[pve-devel] [PATCH qemu] add fix for io_uring issue to unbreak backup with TPM disk potentially getting stuck
Fabian Grünbichler
f.gruenbichler at proxmox.com
Fri Dec 19 09:19:02 CET 2025
On November 26, 2025 12:03 pm, Fiona Ebner wrote:
> As reported in the community forum [0], backups with TPM disk on BTRFS
> storages would likely get stuck since the switch to '-blockdev' in
> qemu-server, i.e. commit 439f6e2a ("backup: use blockdev for TPM state
> file"), which moved away from using a 'drive_add' HMP command to
> attach the TPM state drive. Before that, the aio mode was QEMU's
> default 'threads'. Since that commit, the aio mode is the PVE default
> 'io_uring'.
>
> The issue is actually not BTRFS-specific, but a logic bug in QEMU's
> current io_uring implementation, see the added patch for details. QEMU
> 10.2 includes a major rework of the io_uring feature, so the issue is
> already fixed there with QEMU commit 047dabef97 ("block/io_uring: use
> aio_add_sqe()").
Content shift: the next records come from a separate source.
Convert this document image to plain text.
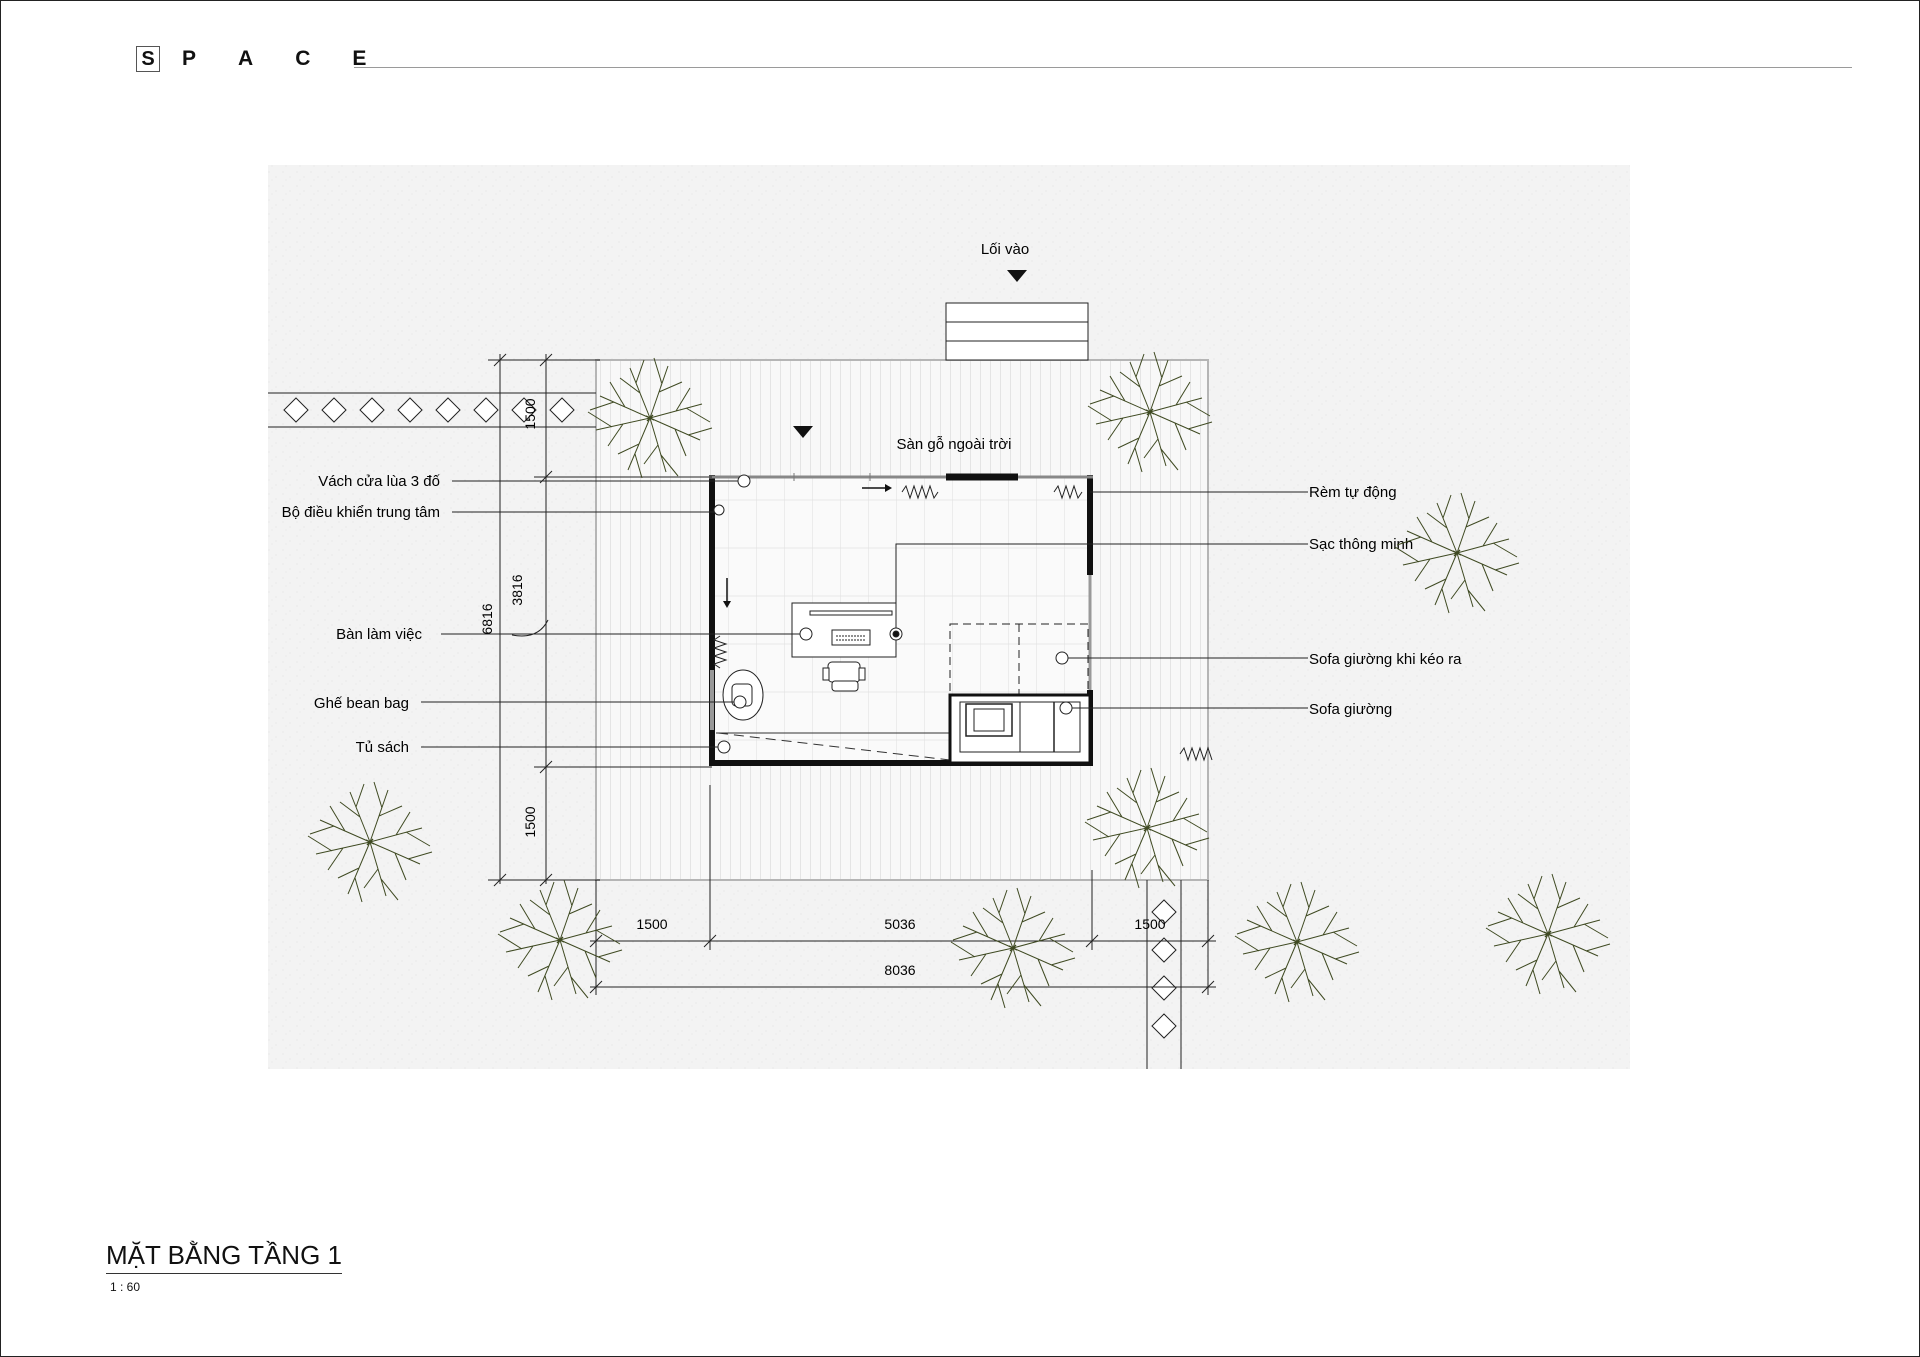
S P A C E
Lối vào
Sàn gỗ ngoài trời
Vách cửa lùa 3 đố
Bộ điều khiển trung tâm
Bàn làm việc
Ghế bean bag
Tủ sách
Rèm tự động
Sạc thông minh
Sofa giường khi kéo ra
Sofa giường
6816
3816
1500
1500
1500	5036	1500
8036
MẶT BẰNG TẦNG 1
1 : 60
While still on 10.1, a different fix is needed.
>
> Upstream submission for the patch [1].
>
> [0]: https://forum.proxmox.com/threads/170045/
> [1]: https://lists.nongnu.org/archive/html/qemu-stable/2025-11/msg00321.html
this has been reviewed and applied for 10.1.3 upstream, so we should
either pull it in or update to 10.1.3 (I think 10.2 still had other issues?)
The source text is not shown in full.